Old recipe boxes are full of ghosts, and this isn’t different. It’s based on a famous cheesecake recipe from a restaurant called The Restaurant that existed long ago in Anchorage, at 3rd Avenue and E Street. It says right on it that it was stolen, either by an aunt or a long-deceased family friend. It was modified from restaurant bulk proportions down to one cake, though it still lists the ingredients by weight.

Tommy honed it a bit, making alchemic notes like “use a scant cube of butter.” It is a most perfect cheesecake recipe. Its flavor and texture are exactly what you want. It doesn’t crack. It holds up to a layer of chocolate ganache or rhubarb compote or any arrangement of berries or fruit. But over time, it’s become more than that.

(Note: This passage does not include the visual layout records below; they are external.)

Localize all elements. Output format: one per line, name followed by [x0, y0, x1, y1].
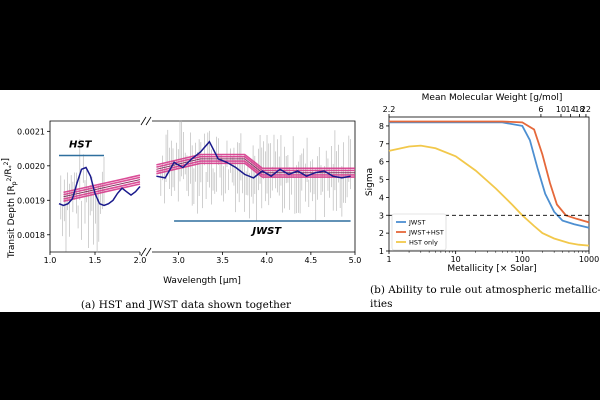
- x-tick-label: 4.0: [260, 256, 273, 265]
- x-tick-label: 2.0: [134, 256, 147, 265]
- axis-break-mark: [145, 247, 152, 257]
- panel-b-top-xlabel: Mean Molecular Weight [g/mol]: [422, 93, 563, 103]
- y-tick-label: 5: [379, 176, 384, 185]
- model-band-line: [156, 162, 355, 178]
- x-tick-label: 3.0: [172, 256, 185, 265]
- y-tick-label: 2: [379, 229, 384, 238]
- y-tick-label: 1: [379, 247, 384, 256]
- x-tick-label: 10: [451, 255, 461, 264]
- series-line-jwst: [389, 121, 590, 229]
- x-tick-label: 4.5: [305, 256, 318, 265]
- series-line-jwst-hst: [389, 120, 590, 224]
- y-tick-label: 0.0020: [17, 162, 45, 171]
- x-tick-label: 5.0: [349, 256, 362, 265]
- legend-label: HST only: [409, 239, 438, 247]
- series-line-hst-only: [388, 144, 590, 247]
- panel-a-xlabel: Wavelength [µm]: [163, 276, 241, 286]
- axis-break-mark: [140, 116, 147, 126]
- annotation-label-hst: HST: [69, 139, 93, 150]
- legend-label: JWST+HST: [408, 229, 444, 237]
- y-tick-label: 8: [379, 122, 384, 131]
- legend-box: [391, 213, 447, 251]
- hst-model-line: [58, 166, 141, 207]
- model-band-line: [156, 153, 355, 170]
- x-tick-label: 1000: [579, 255, 599, 264]
- top-tick-label: 14: [566, 105, 576, 114]
- y-tick-label: 0.0018: [17, 231, 45, 240]
- panel-a-ticks: 1.0 1.5 2.0 3.0 3.5 4.0 4.5 5.0 0.0018 0.0019 0.00…: [17, 127, 361, 265]
- top-tick-label: 2.2: [383, 105, 396, 114]
- panel-b-legend: JWST JWST+HST HST only: [391, 213, 447, 251]
- legend-label: JWST: [408, 219, 425, 227]
- model-band-line: [63, 179, 141, 198]
- panel-a-ylabel: Transit Depth [Rp2/R*2]: [1, 158, 18, 259]
- x-tick-label: 100: [515, 255, 530, 264]
- top-tick-label: 22: [581, 105, 591, 114]
- y-tick-label: 0.0021: [17, 127, 45, 136]
- panel-b-axes: [388, 116, 590, 252]
- x-tick-label: 1.0: [44, 256, 57, 265]
- x-tick-label: 1.5: [89, 256, 102, 265]
- model-band-line: [156, 155, 355, 172]
- y-tick-label: 3: [379, 211, 384, 220]
- y-tick-label: 0.0019: [17, 196, 45, 205]
- panel-b-ylabel: Sigma: [365, 168, 375, 196]
- panel-a-jwst-frame: [152, 120, 356, 253]
- axis-break-mark: [145, 116, 152, 126]
- top-tick-label: 6: [538, 105, 543, 114]
- model-band-line: [63, 183, 141, 202]
- top-tick-label: 10: [556, 105, 566, 114]
- axis-break-mark: [140, 247, 147, 257]
- model-band-line: [63, 174, 141, 194]
- panel-b-caption-line1: (b) Ability to rule out atmospheric meta…: [370, 284, 600, 296]
- panel-b-frame: [388, 116, 590, 252]
- panel-a-caption: (a) HST and JWST data shown together: [81, 299, 292, 311]
- x-tick-label: 1: [386, 255, 391, 264]
- panel-b-data: [388, 120, 590, 247]
- y-tick-label: 4: [379, 193, 384, 202]
- jwst-model-line: [156, 140, 351, 179]
- figure-svg: HST JWST 1.0 1.5 2.0 3.0 3.5 4.0 4.5 5.0 0.0018 0.…: [1, 93, 600, 311]
- annotation-label-jwst: JWST: [250, 226, 282, 237]
- top-tick-label: 18: [574, 105, 584, 114]
- panel-b-xlabel: Metallicity [× Solar]: [447, 264, 536, 274]
- model-band-line: [63, 181, 141, 200]
- y-tick-label: 6: [379, 158, 384, 167]
- y-tick-label: 7: [379, 140, 384, 149]
- x-tick-label: 3.5: [216, 256, 229, 265]
- model-band-line: [63, 176, 141, 196]
- panel-b-caption-line2: ities: [370, 298, 393, 310]
- figure-panel: HST JWST 1.0 1.5 2.0 3.0 3.5 4.0 4.5 5.0 0.0018 0.…: [0, 90, 600, 312]
- panel-a-data: HST JWST: [58, 120, 355, 253]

It started with my Aunt Terry, Tommy’s wife. When she had cancer a decade ago, it was the only thing she could eat. Chemo ruins a person’s mouth and appetite, but cheesecake is rich, neutral, and sustaining, even when you can only stomach a few bites. Beyond that, it’s justice. When life has dealt you the cancer card, you get to eat a sublime, caloric dessert without a whiff of regret. Did the cake heal her? We’ll never know. But now, when someone gets that dreadful news, and the initial shock fades, and they find themselves deep in the grim routine of chemo and radiation, Tommy makes them the cake.

My dear friend has cancer as I write this, and by the time you read it, there’s no telling what will have happened. Her cancer is advanced, and she is young. And there are no answers to all the questions we have about the outcome. I made her the cake yesterday and brought it to her door. She was asleep, and so I left it. And then I drove home through the trees, hoping that in whatever mysterious way the world works, it might do some good.